Iniziative culturali

Sintesi dei progetti di ricerca e delle attività programmate dal CIRSEU nel triennio 2014-2017

Il gruppo di lavoro del CIRSEU ha avviato già da diverso tempo una ricerca sull’idea di impero in Russia. Tale indagine ha avuto come obiettivo quello di portare alla luce aspetti poco noti, o meglio poco studiati, di quell’area geografica ponte tra Europa e Asia, tra popoli diversi le cui peculiarità statali e sociali sono state per secoli motivo di lotte/integrazione. Il primo risultato di questo studio sta portando alla pubblicazione del volume Russia, l’impero (Edizioni Libellula, maggio 2014) a cura di Francesco Randazzo e vede la partecipazione di altri due membri del CIRSEU, la dr.ssa Francesca Tuscano e il dr Emilio Cassese oltre che di numerosi studiosi italiani e stranieri, alcuni dei quali già conosciuti dalla comunità scientifica nazionale per aver pubblicato studi settoriali di valore indiscutibilmente alto: Orlando Figes, Giovanni Codevilla, Pierre Gonneau, Ivan Foletti, Stefano Caprio, Sergej L. Gavrov, Oleg N. Mis’ko, Igor L. Nabok, Ljudmila K. Riabova, Marina S. Samarina, Igor Ju. Shaub, Lucina Giudici, Diana Šendrikova, Francesco M. Verrina Bonicelli.

Il successivo progetto di ricerca (2014-2015) vedrà il Centro confrontarsi con lo studio della storia e delle tradizioni del Kazachstan in collaborazione con l’addetto culturale dell’Ambasciata di suddetta Repubblica a Roma e il Consolato onorario della Repubblica del Kazachstan nella Regione Umbria. L’iniziativa che tende a far conoscere questo ex paese sovietico di area euroasiatica alla nostra comunità locale e nazionale vedrà coinvolti altri soggetti scientifici e industriali presenti sul territorio umbro con l’obiettivo di rendere più agevole il punto di incontro tra ricerca locale, cultura “straniera” e mondo imprenditoriale. A tal fine sarà cura del Centro sviluppare tre canali di intervento: culturale (attraverso la pubblicazione di una monografia sul Paese asiatico in questione, l’organizzazione di Seminari internazionali in collaborazione con altri soggetti italiani ed europei, percorsi culturali che spaziano a 360 gradi sulla realtà kazaka); economico (con incontri periodici e tavole rotonde tra agenti culturali, imprenditori ed Enti locali e istituzionali): politico-sociale (con dibattiti pubblici e lavori di ricerca sul ruolo delle élite nazionali nella trasformazione dei recenti processi politici in area ex sovietica e asiatica)
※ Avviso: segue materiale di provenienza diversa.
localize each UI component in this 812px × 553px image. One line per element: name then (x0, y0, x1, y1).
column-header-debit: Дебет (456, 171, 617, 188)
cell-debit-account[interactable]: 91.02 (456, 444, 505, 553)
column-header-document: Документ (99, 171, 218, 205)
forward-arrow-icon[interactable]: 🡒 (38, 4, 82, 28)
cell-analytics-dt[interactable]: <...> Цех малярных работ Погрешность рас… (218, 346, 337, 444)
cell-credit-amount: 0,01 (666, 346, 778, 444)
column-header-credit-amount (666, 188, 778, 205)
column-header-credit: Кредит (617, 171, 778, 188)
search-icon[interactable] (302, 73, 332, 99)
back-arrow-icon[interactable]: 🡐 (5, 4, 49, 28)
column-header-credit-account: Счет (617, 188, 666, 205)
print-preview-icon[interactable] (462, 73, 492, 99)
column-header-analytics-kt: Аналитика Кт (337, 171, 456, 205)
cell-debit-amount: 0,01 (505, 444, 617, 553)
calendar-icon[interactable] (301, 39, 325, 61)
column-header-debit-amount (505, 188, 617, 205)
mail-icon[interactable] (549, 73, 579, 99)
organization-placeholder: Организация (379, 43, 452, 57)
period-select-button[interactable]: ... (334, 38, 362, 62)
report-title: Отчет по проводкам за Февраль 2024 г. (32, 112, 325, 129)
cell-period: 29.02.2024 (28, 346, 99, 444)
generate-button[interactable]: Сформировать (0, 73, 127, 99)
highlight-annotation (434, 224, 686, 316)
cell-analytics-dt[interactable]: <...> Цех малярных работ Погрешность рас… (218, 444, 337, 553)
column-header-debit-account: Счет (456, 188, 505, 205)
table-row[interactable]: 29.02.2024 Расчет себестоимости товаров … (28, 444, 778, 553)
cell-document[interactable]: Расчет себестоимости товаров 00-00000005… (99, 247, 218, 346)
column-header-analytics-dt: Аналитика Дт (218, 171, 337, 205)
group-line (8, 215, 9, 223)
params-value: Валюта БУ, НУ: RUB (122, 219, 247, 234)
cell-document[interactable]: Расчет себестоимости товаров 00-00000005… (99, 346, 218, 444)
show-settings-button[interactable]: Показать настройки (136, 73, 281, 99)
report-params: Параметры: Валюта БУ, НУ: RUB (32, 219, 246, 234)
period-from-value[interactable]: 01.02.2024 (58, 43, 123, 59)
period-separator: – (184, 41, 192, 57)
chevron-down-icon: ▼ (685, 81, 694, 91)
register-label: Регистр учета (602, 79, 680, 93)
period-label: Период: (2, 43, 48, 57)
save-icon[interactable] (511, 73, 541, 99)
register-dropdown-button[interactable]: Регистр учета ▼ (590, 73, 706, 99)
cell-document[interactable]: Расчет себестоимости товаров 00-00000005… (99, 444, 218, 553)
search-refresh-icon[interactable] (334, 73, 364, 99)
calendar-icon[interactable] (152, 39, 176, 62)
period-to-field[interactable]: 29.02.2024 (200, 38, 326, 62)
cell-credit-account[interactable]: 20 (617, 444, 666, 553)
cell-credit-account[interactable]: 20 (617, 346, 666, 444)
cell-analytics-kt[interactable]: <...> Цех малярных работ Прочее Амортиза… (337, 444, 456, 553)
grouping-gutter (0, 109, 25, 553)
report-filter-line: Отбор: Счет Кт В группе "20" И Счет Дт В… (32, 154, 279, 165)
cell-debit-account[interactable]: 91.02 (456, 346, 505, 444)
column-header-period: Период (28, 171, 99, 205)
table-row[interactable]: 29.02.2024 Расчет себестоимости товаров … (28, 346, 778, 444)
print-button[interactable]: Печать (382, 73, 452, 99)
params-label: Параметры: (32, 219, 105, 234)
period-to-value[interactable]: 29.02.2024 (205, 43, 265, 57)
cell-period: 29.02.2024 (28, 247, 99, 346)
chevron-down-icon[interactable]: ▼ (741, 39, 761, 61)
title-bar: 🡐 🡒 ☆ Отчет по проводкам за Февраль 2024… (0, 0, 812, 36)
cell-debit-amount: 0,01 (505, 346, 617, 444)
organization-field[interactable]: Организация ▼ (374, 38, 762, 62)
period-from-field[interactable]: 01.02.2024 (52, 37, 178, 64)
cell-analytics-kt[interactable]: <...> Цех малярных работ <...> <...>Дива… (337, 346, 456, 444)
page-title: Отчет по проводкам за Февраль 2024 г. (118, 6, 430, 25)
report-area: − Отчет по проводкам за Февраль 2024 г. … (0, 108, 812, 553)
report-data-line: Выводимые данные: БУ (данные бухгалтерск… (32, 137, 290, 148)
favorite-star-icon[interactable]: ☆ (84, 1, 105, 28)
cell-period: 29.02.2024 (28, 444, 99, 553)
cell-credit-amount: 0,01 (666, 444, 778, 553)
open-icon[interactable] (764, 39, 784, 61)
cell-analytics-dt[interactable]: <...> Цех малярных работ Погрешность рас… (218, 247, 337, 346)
Un altro progetto (2015-2016) ha per oggetto lo studio storico-urbanistico-ambientale della metropoli di epoca sovietica e post-sovietica che vedrà coinvolti i seguenti Istituti universitari europei: l’Università Babes Boljay di Cluj Napoca (Romania), l’Università Alexander Cuza di Targu Mures (Romania), l’Università Statale di San Pietroburgo, la Società Dante Alighieri di S. Pietroburgo, l’Istituto di studi antropologici e urbanistici dell’Università moldava di Kiscinëv, l’Università Statale di Astana (Kazachstan), l’Istituto di studi geopolitici di Ankara e l’Accademia italiana di Tiblisi (Georgia). Altri partner saranno invitati a contribuire al progetto

Il terzo progetto (2016-2017) riguarda una ricerca, che sarà condotta per lo più presso archivi esteri dell’area eurasiatica, sulla Rivoluzione russa a 100 anni dal suo scoppio. Lo studio vedrà impegnati molti componenti del Centro che dovranno misurarsi con la vasta documentazione presente nei vari archivi di Stato e privati di diversi paesi quali la Federazione russa, i paesi del Caucaso, le Repubbliche asiatiche, l’Ucraina, i paesi Baltici, la Finlandia, la Cina ecc. e avrà come obiettivo la realizzazione di un Convegno finale nel quale confluiranno gli esiti delle ricerche di studiosi italiani ed europei con la successiva pubblicazione degli Atti.